The five great vows of Bhagavan Sri Rama or the five Vratas of Rama are
- To give protection to all those who sought his refuge;
- To abide strictly by the promised words of the father and mother;
- To be responsible, as a king, to the people of his kingdom even at the cost of his own personal comfort;
- To be totally unperturbed in the most adverse of circumstances; and
- Never to flaunt his real (divine) stature which was always hidden behind his human exterior.
The five great vows were so excellently and so exemplarily
pursued by him throughout his life that even after several millennia, his very
name itself is Divinity personified in the entire Hindu world.

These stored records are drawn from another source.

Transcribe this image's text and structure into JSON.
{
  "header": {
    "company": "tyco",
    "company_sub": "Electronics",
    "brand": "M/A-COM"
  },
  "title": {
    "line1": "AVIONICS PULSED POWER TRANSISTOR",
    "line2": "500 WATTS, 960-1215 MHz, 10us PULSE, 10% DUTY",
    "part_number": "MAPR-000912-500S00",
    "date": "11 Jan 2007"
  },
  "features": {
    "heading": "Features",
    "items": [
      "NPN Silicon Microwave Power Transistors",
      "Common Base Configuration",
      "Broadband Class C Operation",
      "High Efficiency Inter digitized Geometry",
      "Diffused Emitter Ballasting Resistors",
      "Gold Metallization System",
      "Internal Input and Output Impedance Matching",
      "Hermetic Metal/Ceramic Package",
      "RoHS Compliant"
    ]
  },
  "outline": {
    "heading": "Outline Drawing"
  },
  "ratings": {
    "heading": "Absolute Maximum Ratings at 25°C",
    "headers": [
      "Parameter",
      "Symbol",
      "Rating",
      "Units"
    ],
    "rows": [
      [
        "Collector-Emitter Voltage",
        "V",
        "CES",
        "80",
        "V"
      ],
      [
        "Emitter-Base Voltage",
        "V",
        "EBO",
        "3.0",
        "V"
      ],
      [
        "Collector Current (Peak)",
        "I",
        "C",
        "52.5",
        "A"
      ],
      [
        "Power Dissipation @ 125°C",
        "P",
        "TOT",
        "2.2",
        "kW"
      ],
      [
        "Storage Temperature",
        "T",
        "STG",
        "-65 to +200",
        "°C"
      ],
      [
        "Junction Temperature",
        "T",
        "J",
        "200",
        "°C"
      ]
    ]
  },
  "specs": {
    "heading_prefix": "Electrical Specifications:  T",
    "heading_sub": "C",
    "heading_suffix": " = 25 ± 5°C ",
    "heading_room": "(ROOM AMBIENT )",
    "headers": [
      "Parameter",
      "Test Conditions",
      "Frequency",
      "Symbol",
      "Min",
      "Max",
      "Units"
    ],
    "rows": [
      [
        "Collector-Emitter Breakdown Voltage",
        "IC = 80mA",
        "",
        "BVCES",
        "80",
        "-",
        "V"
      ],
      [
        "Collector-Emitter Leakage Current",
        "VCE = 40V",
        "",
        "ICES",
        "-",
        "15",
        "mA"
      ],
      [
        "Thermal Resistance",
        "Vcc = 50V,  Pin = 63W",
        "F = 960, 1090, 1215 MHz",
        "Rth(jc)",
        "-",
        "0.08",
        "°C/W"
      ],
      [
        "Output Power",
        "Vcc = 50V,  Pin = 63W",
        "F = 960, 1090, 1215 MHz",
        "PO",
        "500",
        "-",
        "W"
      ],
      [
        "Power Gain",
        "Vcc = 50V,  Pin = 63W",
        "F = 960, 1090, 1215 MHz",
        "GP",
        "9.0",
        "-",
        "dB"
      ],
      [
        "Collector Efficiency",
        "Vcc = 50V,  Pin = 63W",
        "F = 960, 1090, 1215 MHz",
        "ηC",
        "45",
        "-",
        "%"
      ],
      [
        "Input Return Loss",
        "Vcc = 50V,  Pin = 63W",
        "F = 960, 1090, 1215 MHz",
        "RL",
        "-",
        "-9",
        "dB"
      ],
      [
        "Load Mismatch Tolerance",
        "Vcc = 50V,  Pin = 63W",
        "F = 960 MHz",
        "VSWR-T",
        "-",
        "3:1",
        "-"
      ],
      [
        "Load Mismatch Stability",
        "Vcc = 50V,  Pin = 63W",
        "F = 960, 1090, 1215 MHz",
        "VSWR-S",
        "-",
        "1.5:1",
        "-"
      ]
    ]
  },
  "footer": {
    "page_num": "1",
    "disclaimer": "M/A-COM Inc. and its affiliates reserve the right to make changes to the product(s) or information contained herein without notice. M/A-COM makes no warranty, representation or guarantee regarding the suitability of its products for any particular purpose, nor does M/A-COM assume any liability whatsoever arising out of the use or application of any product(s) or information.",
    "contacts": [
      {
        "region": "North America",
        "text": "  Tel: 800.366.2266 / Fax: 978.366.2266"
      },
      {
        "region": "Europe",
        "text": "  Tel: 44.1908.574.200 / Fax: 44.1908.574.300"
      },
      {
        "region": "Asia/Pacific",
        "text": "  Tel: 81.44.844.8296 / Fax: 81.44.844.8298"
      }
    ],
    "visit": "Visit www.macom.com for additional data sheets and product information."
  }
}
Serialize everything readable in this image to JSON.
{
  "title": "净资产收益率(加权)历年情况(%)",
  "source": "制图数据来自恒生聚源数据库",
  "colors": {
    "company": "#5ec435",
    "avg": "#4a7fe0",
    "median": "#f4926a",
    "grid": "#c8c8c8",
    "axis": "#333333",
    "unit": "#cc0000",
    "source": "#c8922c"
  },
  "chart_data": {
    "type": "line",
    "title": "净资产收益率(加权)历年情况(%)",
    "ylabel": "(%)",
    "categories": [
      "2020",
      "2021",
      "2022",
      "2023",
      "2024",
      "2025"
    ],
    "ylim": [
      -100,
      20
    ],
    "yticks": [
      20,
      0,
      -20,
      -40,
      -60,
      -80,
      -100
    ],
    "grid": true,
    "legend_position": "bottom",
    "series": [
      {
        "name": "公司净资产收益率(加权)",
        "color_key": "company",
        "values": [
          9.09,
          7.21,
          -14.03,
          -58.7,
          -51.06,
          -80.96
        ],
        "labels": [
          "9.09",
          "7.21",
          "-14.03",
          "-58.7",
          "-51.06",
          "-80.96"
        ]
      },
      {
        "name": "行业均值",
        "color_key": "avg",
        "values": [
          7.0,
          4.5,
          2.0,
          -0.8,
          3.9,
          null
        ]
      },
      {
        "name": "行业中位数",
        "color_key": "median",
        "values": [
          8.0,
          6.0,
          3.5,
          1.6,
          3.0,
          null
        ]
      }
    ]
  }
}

Bhagavan descends from the pedestal of perfection and
assumes an imperfection in terms of a name and form so that human beings may be
weaned away from the path imperfection and mortality and put onto the path of perfection
and immortality. This descent of the Divine from its divine pedestal is called
an Avatar. The complete such Avatar is supposed to be Krishna. But in this
Avatar God’s mystic powers of tirodhana ( illusion, deception) have been so
much interwoven with His other functions that, for us, it is difficult to
understand the perfection in Him.
Maybe that is why the Avatar as Rama has been extolled as
the model of perfection for us humans to follow and emulate. He is an Adarsa Purusha
(model for emulation). In fact, he is called a suvrata -- one who has the best
vows, the best character, the best behavior. The word vrata, in Sanskrit,
indicates a fundamental way of life from which one does not swerve. That his vrata
is great, good, unexcelled, is what suvrata says.